Und plötzlich gibt Fehr die Gössi. Wie die FDP-Präsidentin Petra Gössi (45) wendet sich auch SP-Regierungsrat Mario Fehr (62) von seiner Partei ab. Während die Schwyzerin vorerst nur der Parteispitze Tschüss sagt, gibt der Zürcher den Parteiaustritt per sofort.
Gössi will das Steuer einer Partei übergeben, die nicht weiss, wohin sie will. Einer Partei, von der immer weniger Bürger wissen, weshalb man sie wählen soll. Liberal, aber grün? Da nehm ich doch grünliberal. Streng bürgerlich, wirtschaftsfreundlich und im Grunde EU-kritisch? Das Original heisst SVP. Eine Partei für den Ausgleich zwischen links und rechts: Die Mitte – nomen est omen – ist besetzt.
Mit der Abgangsankündigung Gössis sind die Grabenkämpfe zwischen dem rechten Wirtschaftsflügel und den Ökoliberalen in der FDP offen aufgebrochen.
Fehr hasst es, kritisiert zu werden
Auch der Konflikt bei der SP schwelt schon länger. Und hier treten sie mit dem Abgang eines Amtsträgers ebenfalls richtig zutage. Auch bei der Sozialdemokratischen Partei dreht sich alles darum, wer parteiintern den Ton angibt. Mit der Person von Mario Fehr hat das wenig zu tun. Aber mit seiner Persönlichkeit: Er hasst es, kritisiert zu werden. Selbstkritik ist nicht sein Ding. Dass er sich bei der Migrationspolitik sowie bei der Sicherheitspolitik «verrannt» hat, wie es in der SP heisst, findet er nicht.

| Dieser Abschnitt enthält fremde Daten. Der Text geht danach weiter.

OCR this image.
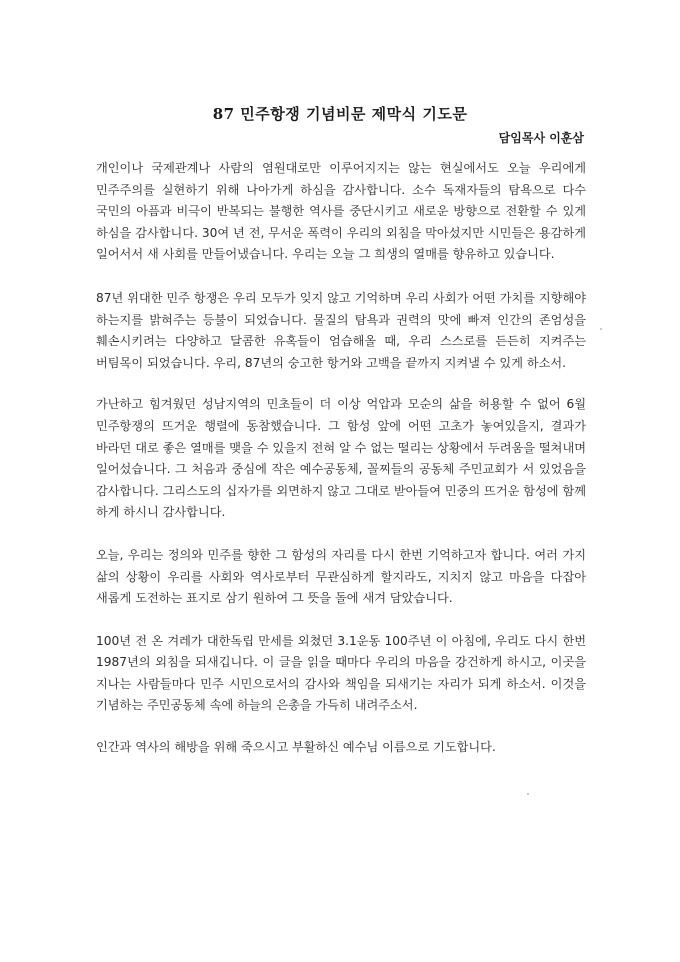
87 민주항쟁 기념비문 제막식 기도문
담임목사 이훈삼

개인이나 국제관계나 사람의 염원대로만 이루어지지는 않는 현실에서도 오늘 우리에게 민주주의를 실현하기 위해 나아가게 하심을 감사합니다. 소수 독재자들의 탐욕으로 다수 국민의 아픔과 비극이 반복되는 불행한 역사를 중단시키고 새로운 방향으로 전환할 수 있게 하심을 감사합니다. 30여 년 전, 무서운 폭력이 우리의 외침을 막아섰지만 시민들은 용감하게 일어서서 새 사회를 만들어냈습니다. 우리는 오늘 그 희생의 열매를 향유하고 있습니다.

87년 위대한 민주 항쟁은 우리 모두가 잊지 않고 기억하며 우리 사회가 어떤 가치를 지향해야 하는지를 밝혀주는 등불이 되었습니다. 물질의 탐욕과 권력의 맛에 빠져 인간의 존엄성을 훼손시키려는 다양하고 달콤한 유혹들이 엄습해올 때, 우리 스스로를 든든히 지켜주는 버팀목이 되었습니다. 우리, 87년의 숭고한 항거와 고백을 끝까지 지켜낼 수 있게 하소서.

가난하고 힘겨웠던 성남지역의 민초들이 더 이상 억압과 모순의 삶을 허용할 수 없어 6월 민주항쟁의 뜨거운 행렬에 동참했습니다. 그 함성 앞에 어떤 고초가 놓여있을지, 결과가 바라던 대로 좋은 열매를 맺을 수 있을지 전혀 알 수 없는 떨리는 상황에서 두려움을 떨쳐내며 일어섰습니다. 그 처음과 중심에 작은 예수공동체, 꼴찌들의 공동체 주민교회가 서 있었음을 감사합니다. 그리스도의 십자가를 외면하지 않고 그대로 받아들여 민중의 뜨거운 함성에 함께 하게 하시니 감사합니다.

오늘, 우리는 정의와 민주를 향한 그 함성의 자리를 다시 한번 기억하고자 합니다. 여러 가지 삶의 상황이 우리를 사회와 역사로부터 무관심하게 할지라도, 지치지 않고 마음을 다잡아 새롭게 도전하는 표지로 삼기 원하여 그 뜻을 돌에 새겨 담았습니다.

100년 전 온 겨레가 대한독립 만세를 외쳤던 3.1운동 100주년 이 아침에, 우리도 다시 한번 1987년의 외침을 되새깁니다. 이 글을 읽을 때마다 우리의 마음을 강건하게 하시고, 이곳을 지나는 사람들마다 민주 시민으로서의 감사와 책임을 되새기는 자리가 되게 하소서. 이것을 기념하는 주민공동체 속에 하늘의 은총을 가득히 내려주소서.

인간과 역사의 해방을 위해 죽으시고 부활하신 예수님 이름으로 기도합니다.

Die Schuld an der Situation bei der FDP einfach Petra Gössi anzulasten, wäre zu einfach. Ihr fehlte beispielsweise eine Fraktionschefin wie Gabi Huber (65), die Rückenschüsse auf die Präsidentin sofort abgestellt hätte.
Und bei allen Kritikpunkten an Fehr: Fehr steht sich zwar mit seinem Unfehlbarkeitsglaube selbst im Wege, aber für die Jusoifizierung der Sozialdemokraten kann er nichts.
Nicht Paradeplatz spielen
Gössis Vorgänger Philipp Müller (68) träumte davon, den Jungfreisinnigen die Krawatte ausziehen und einen Politikstil à la Juso zu betreiben, statt Paradeplatz zu spielen, aber der Erfolg der Jungsozialisten hat eine Kehrseite: Die Überwinder des Kapitalismus sind nun die tonangebende Generation in der SP.
Diese Leute verschrecken auch noch die letzten verbliebenen Büezer und Bähnler. Aber: Die SP steht noch immer besser da als die FDP. Personen wie Tamara Funiciello (31) und Jon Pult (36) können pragmatische wie utopische Strömungen mitnehmen. Die beiden sind in Bern und Graubünden zu Hause – und nicht irgendwo zwischen dem «Kapital» von Karl Marx und den Versprechungen von Nicolás Maduro (58) hängen geblieben.
Realitätsverweigerer, die meinen, je weniger Steuern Firmen zahlen, desto zufriedener sei das Volk, dürften es schwer haben. Doch: Realos müssen sich in der FDP auch erst zeigen.